Once a tin is open, it will last in the refrigerator for three to five days.

Storing Spam

Storing Spam

What are the best conditions to store Spam?

  • Dark — no sunlight
  • Between 50 – 75 degrees Fahrenheit
  • Spam-can-integrity (no dents, cracks, or breakage)
  • Humidity levels at approximately 50%
  • No rust

You will want to keep it in the dark and dry cupboard where the temperature does not exceed 75 degrees Fahrenheit or get colder than 50 degrees Fahrenheit. If your Spam can freezes, it could expand and break the seal integrity.

If you notice any of your cans are leaking, rusted, or dented, then throw them away.
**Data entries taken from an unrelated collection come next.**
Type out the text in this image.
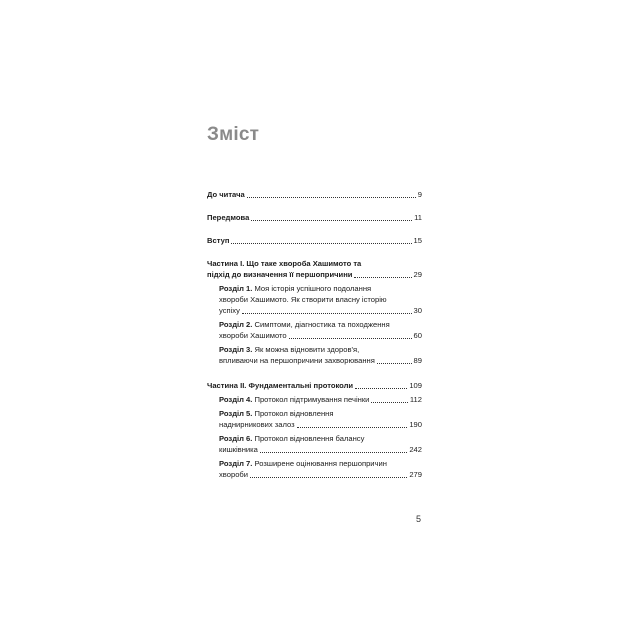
Зміст
До читача	9
Передмова	11
Вступ	15
Частина I. Що таке хвороба Хашимото та
підхід до визначення її першопричини	29
Розділ 1. Моя історія успішного подолання
хвороби Хашимото. Як створити власну історію
успіху	30
Розділ 2. Симптоми, діагностика та походження
хвороби Хашимото	60
Розділ 3. Як можна відновити здоров'я,
впливаючи на першопричини захворювання	89
Частина II. Фундаментальні протоколи	109
Розділ 4. Протокол підтримування печінки	112
Розділ 5. Протокол відновлення
наднирникових залоз	190
Розділ 6. Протокол відновлення балансу
кишківника	242
Розділ 7. Розширене оцінювання першопричин
хвороби	279
5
Their integrity will be compromised, and they won’t be safe to eat.

Without electricity or cooling, you will want to eat the contents once opened to avoid warm temperatures spoiling your Spam.

Once opened, generally, a can of spam will provide a full complement to a meal for two people, reducing the need to store leftover Spam from one can. When storing open Spam cans, cover them with plastic cling wrap and place them in the fridge.
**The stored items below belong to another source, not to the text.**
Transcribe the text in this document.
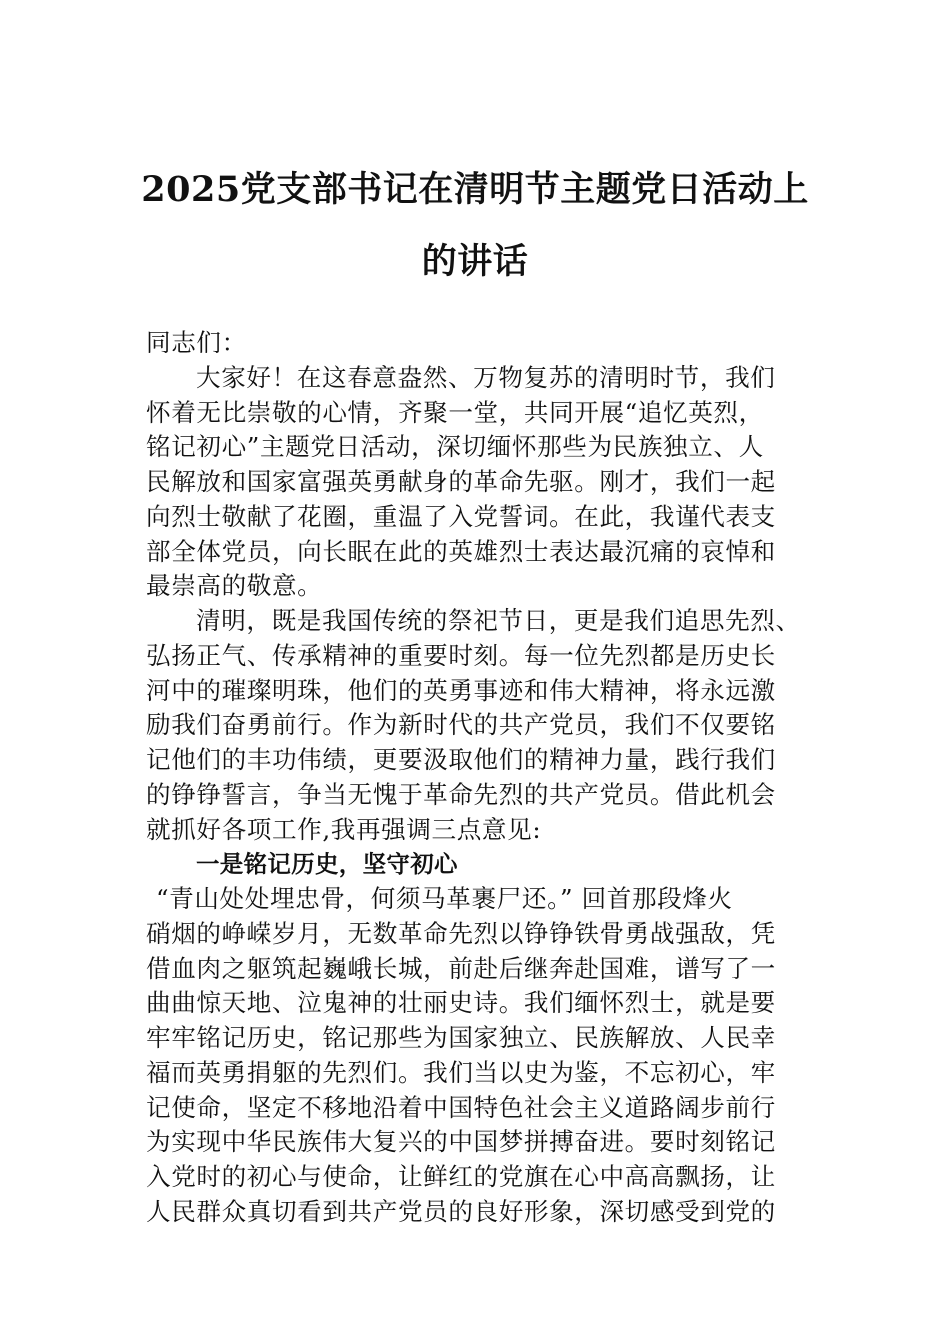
2025党支部书记在清明节主题党日活动上
的讲话
同志们：
大家好！在这春意盎然、万物复苏的清明时节，我们
怀着无比崇敬的心情，齐聚一堂，共同开展“追忆英烈，
铭记初心”主题党日活动，深切缅怀那些为民族独立、人
民解放和国家富强英勇献身的革命先驱。刚才，我们一起
向烈士敬献了花圈，重温了入党誓词。在此，我谨代表支
部全体党员，向长眠在此的英雄烈士表达最沉痛的哀悼和
最崇高的敬意。
清明，既是我国传统的祭祀节日，更是我们追思先烈、
弘扬正气、传承精神的重要时刻。每一位先烈都是历史长
河中的璀璨明珠，他们的英勇事迹和伟大精神，将永远激
励我们奋勇前行。作为新时代的共产党员，我们不仅要铭
记他们的丰功伟绩，更要汲取他们的精神力量，践行我们
的铮铮誓言，争当无愧于革命先烈的共产党员。借此机会
就抓好各项工作,我再强调三点意见:
一是铭记历史，坚守初心
“青山处处埋忠骨，何须马革裹尸还。” 回首那段烽火
硝烟的峥嵘岁月，无数革命先烈以铮铮铁骨勇战强敌，凭
借血肉之躯筑起巍峨长城，前赴后继奔赴国难，谱写了一
曲曲惊天地、泣鬼神的壮丽史诗。我们缅怀烈士，就是要
牢牢铭记历史，铭记那些为国家独立、民族解放、人民幸
福而英勇捐躯的先烈们。我们当以史为鉴，不忘初心，牢
记使命，坚定不移地沿着中国特色社会主义道路阔步前行
为实现中华民族伟大复兴的中国梦拼搏奋进。要时刻铭记
入党时的初心与使命，让鲜红的党旗在心中高高飘扬，让
人民群众真切看到共产党员的良好形象，深切感受到党的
You can also place the Spam in plastic Tupperware containers and keep it refrigerated until your next meal, keeping your Spam as fresh as possible!

In Closing

Spam, it’s what’s for dinner.

In closing, Spam lasts for as long as five years in the proper storage conditions. Check your long-term storage conditions regularly, for once your item is spoiled, there’s no use for it other than fertilizer and reusable packaging.
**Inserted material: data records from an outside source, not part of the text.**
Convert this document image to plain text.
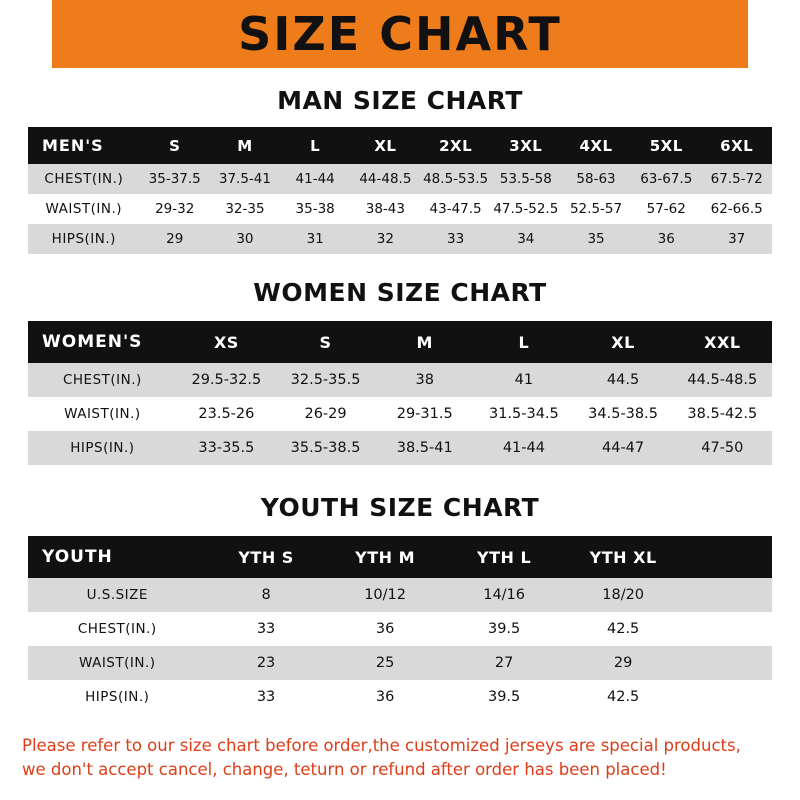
SIZE CHART
MAN SIZE CHART
MEN'S	S	M	L	XL	2XL	3XL	4XL	5XL	6XL
CHEST(IN.)	35-37.5	37.5-41	41-44	44-48.5	48.5-53.5	53.5-58	58-63	63-67.5	67.5-72
WAIST(IN.)	29-32	32-35	35-38	38-43	43-47.5	47.5-52.5	52.5-57	57-62	62-66.5
HIPS(IN.)	29	30	31	32	33	34	35	36	37
WOMEN SIZE CHART
WOMEN'S	XS	S	M	L	XL	XXL
CHEST(IN.)	29.5-32.5	32.5-35.5	38	41	44.5	44.5-48.5
WAIST(IN.)	23.5-26	26-29	29-31.5	31.5-34.5	34.5-38.5	38.5-42.5
HIPS(IN.)	33-35.5	35.5-38.5	38.5-41	41-44	44-47	47-50
YOUTH SIZE CHART
YOUTH	YTH S	YTH M	YTH L	YTH XL	
U.S.SIZE	8	10/12	14/16	18/20	
CHEST(IN.)	33	36	39.5	42.5	
WAIST(IN.)	23	25	27	29	
HIPS(IN.)	33	36	39.5	42.5	
Please refer to our size chart before order,the customized jerseys are special products,
we don't accept cancel, change, teturn or refund after order has been placed!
In case you’re wondering about a decent Spam recipe, here’s one for you.

“Always Be Ready” Max

Spam Musubi

Spam, the love-it-or-hate-it canned ham, was introduced in 1937 and gained popularity during World War II, when more than 150 million pounds were shipped to American troops overseas. Soldiers introduced it to locals, who used the product to create spin-offs of regional dishes like Japanese onigiri and Korean budae jjigae. According to Hormel Foods Corporation, residents of Hawaii eat more Spam than those of any other state. A popular way to eat it there is in the tradition of Japanese omusubi: Stack a pan-fried slice of Spam and a rice patty and wrap a piece of roasted nori around it. This version of the dish is adapted from “Aloha Kitchen: Recipes From Hawai‘i,” a cookbook of classic Hawaiian dishes by Alana Kysar.
Prep Time 15 mins
Cook Time 5 mins
Course Spam Musubi
Cuisine Korean
Servings 8 servings


  • 1 Rice Cooker
  • 1 Frying Pan


  • 2 tbsp soy sauce
  • 2 tsp light brown sugar
  • 1-2 tsp canola or vegetable oil
  • 1 can 120oz Spam cut horizontally into 8 slices
  • 3 sheets roasted sushi nori cut into thirds crosswise
  • 2 tsp furikake
  • 5-6 cups short-grain white rice


  • In a small bowl, whisk the soy sauce, sugar and mirin (if using). Set aside.
  • Lightly coat the bottom of a large skillet with oil and heat over medium.
    Fry the Spam slices until evenly browned and crispy, 2 to 3 minutes on each side.
    Turn off the heat.
    Working quickly to avoid burning, add the soy mixture and turn the Spam slices until evenly coated in glaze. Immediately transfer the Spam slices and glaze to a plate.
  • To mold the musubi, start by placing a strip of nori, rough side up, on a cutting board or clean work surface.
    Place a Spam musubi maker mold over it, in the middle, then place a slice of Spam into the mold. (If you don’t have a mold, you can line a clean Spam can with plastic wrap instead, and place a slice of Spam at the bottom.)
    Sprinkle 1/4 teaspoon furikake over the Spam, then fill the mold or can with a generous mound of rice.
    Press the rice firmly with the musubi maker press or with your hands until it is 3/4- to 1-inch thick, adding more rice as needed.
  • Use the press to hold the rice down with one hand and pull the mold upward to unmold the musubi with your other hand. (If you’re using the Spam can, gently lift the Spam and rice out of the can by gently pulling on both sides of the plastic wrap.)
    Wrap the nori around the Spam-rice stack, bringing both ends of the strip to the middle, folding one over the other, and flipping it over so the seam is down and the Spam is facing up.
    Repeat with remaining ingredients.
    Serve immediately or wrap with plastic wrap to take with you on the go.